Tuesday, November 27, 2007

Christmas Past

In the spirit of the holiday season into which we are rapidly shuffling I present this melancholy sigh of resignation from a man who is currently seeing better days. It reminds us that thank goodness we get another chance to achieve holiday cheer.
-ASC




12/11/04


I thought I liked the holidays. No, not the sight of shoppers shopping or those god damn bell ringers ringing but I liked getting together with friends for holiday parties and kitschy, tacky, whatever you want to call it traditions like Christmas trees and obnoxious lights and stuff, but this year the season is starting to grate on me.
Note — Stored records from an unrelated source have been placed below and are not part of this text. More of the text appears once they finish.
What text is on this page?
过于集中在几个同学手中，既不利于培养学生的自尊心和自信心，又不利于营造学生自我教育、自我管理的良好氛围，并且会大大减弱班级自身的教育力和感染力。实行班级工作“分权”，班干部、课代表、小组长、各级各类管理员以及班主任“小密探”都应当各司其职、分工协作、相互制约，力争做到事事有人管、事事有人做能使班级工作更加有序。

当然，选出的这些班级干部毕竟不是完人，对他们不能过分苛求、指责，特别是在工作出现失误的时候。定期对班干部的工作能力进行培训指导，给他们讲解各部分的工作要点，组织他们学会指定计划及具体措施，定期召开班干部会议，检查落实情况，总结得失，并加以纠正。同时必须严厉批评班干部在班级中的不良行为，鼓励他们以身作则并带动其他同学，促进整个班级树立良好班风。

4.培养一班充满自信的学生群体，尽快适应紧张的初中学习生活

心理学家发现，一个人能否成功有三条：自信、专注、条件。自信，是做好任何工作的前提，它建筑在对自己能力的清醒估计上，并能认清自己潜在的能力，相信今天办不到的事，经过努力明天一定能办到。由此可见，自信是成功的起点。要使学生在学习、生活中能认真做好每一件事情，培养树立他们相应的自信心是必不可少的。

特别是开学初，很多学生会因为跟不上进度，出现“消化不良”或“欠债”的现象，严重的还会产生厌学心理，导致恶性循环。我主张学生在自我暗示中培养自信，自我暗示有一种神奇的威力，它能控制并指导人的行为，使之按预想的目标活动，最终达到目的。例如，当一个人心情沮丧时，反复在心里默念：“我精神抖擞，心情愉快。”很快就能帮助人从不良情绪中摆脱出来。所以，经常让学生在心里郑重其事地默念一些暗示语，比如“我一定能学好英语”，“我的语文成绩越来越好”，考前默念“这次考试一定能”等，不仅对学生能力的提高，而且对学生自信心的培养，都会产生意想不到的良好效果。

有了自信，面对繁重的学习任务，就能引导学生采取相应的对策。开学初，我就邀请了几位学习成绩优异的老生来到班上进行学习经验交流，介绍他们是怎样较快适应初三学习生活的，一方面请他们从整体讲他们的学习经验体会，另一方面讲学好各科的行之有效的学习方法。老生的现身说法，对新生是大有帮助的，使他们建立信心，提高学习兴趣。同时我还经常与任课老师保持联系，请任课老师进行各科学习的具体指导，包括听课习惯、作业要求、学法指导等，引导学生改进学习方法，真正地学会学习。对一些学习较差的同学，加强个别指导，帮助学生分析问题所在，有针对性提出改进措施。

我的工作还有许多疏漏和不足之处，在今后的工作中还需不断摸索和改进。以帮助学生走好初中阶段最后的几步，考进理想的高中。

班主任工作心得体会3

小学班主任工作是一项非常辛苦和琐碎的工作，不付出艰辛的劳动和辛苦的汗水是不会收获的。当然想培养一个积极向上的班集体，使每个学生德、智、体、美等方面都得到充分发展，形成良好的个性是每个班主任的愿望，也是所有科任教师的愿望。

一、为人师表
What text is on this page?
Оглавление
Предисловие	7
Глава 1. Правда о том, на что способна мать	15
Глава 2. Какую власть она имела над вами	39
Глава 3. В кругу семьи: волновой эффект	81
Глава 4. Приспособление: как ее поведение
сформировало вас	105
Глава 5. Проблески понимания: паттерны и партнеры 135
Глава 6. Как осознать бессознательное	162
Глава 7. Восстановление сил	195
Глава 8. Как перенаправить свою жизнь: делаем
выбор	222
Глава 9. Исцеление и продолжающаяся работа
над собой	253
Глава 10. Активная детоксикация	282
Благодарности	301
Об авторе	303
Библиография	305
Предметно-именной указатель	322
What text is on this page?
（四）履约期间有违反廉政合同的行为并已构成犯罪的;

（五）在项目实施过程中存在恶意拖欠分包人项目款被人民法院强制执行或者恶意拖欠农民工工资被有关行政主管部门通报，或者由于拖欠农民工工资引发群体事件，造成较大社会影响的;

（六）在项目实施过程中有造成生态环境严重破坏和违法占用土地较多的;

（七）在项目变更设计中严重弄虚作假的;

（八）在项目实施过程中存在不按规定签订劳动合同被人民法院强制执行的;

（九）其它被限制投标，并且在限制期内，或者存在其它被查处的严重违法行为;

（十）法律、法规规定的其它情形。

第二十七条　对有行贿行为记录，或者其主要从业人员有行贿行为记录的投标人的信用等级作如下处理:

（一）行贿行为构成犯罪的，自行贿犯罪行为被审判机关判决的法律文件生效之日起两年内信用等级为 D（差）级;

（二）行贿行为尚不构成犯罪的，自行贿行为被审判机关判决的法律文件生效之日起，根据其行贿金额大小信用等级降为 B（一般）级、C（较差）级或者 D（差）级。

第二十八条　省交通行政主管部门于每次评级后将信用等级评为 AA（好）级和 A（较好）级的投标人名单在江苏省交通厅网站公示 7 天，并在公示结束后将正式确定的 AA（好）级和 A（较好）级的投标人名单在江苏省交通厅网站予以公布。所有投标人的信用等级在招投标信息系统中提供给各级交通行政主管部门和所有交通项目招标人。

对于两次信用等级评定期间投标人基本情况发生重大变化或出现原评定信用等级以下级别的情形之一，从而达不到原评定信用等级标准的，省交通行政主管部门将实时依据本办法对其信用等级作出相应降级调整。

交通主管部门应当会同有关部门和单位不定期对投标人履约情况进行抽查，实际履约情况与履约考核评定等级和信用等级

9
People seem to keep pushing their holiday cheer on me and I'm not talking about rum soaked eggnog (yum). I am talking about reason for the season rhetoric and office gift exchange bullshit and worst of all, crappy in-laws.


First off, I am an atheist. Most people know this, assume it or if forced to guess, would guess correctly. Why then do they send me Jesus loves you crap. So you think I'm going to Hell? Fine, I can deal with that, but quit trying to "save" me because It isn't happening. Just be kind to me, wave, and think to yourself that it was nice knowing me whilst you ride your angel wings to the promised land. Is that too hard? I don't like gifting. There I said it. I am not saying this because I don't like to give people things. I say this because I do not wish to deal with the stress of the annual holiday crap exchange just so that I can give someone the thing that they really didn't want and if they did, would have purchased for themselves already. It's not like I'm Amillionairheart and can afford to give people stuff they can't buy for themselves. It's pretty much whatever the hell Fred Meyers has on the bargain rack on Christmas Eve.


The greatest thing about the holidays is the quality time spent with my beloved family and friends. Good food and drink and an evening of socializing with my favorite people always makes me happy. What sucks is when all that potential gets ruined by some shady ex-in-laws and some shadier future in-laws. I mean nothing kills a party faster than your cousin's ex-husband talking openly about his current deadbeat dad status and watching him attempt to relate to his kids and fail miserably. Then when you think things can't get any worse your 23 year old sister shows up towing around her 40+ year old boyfriend. People ask me, "Ty why do you hate him?" and I say "I don't hate him, I just hate 40 year old unemployed squatters who fail to shower, and I especially dislike those hippies when they date my sister".


Just when all of this nonsense is getting to be too much, I realize that it is time to get my tree. One of the joys of the season, decorating one's home. So I bring a tree home and commence festooning the spartan interior of my modest abode with all the loud colors and assorted baublery associated with Christmas. Then I focus my attention on installing the tree into its sentinel position; presiding over the seasons activities. There becomes a problem however, the tree stand, of which I purchased last year, and has perhaps 3 weeks use upon it, expires in the most frustrating of manners, upsetting my tree repeatedly and ultimately upsetting me completely. It now resides in my front lawn, a tangled mass of disfigured metal.


So you can see, I am having my own Ho Ho Horrible holidays and it is only getting worse. At least I don't have to answer any more "So where's your wife?" questions this year.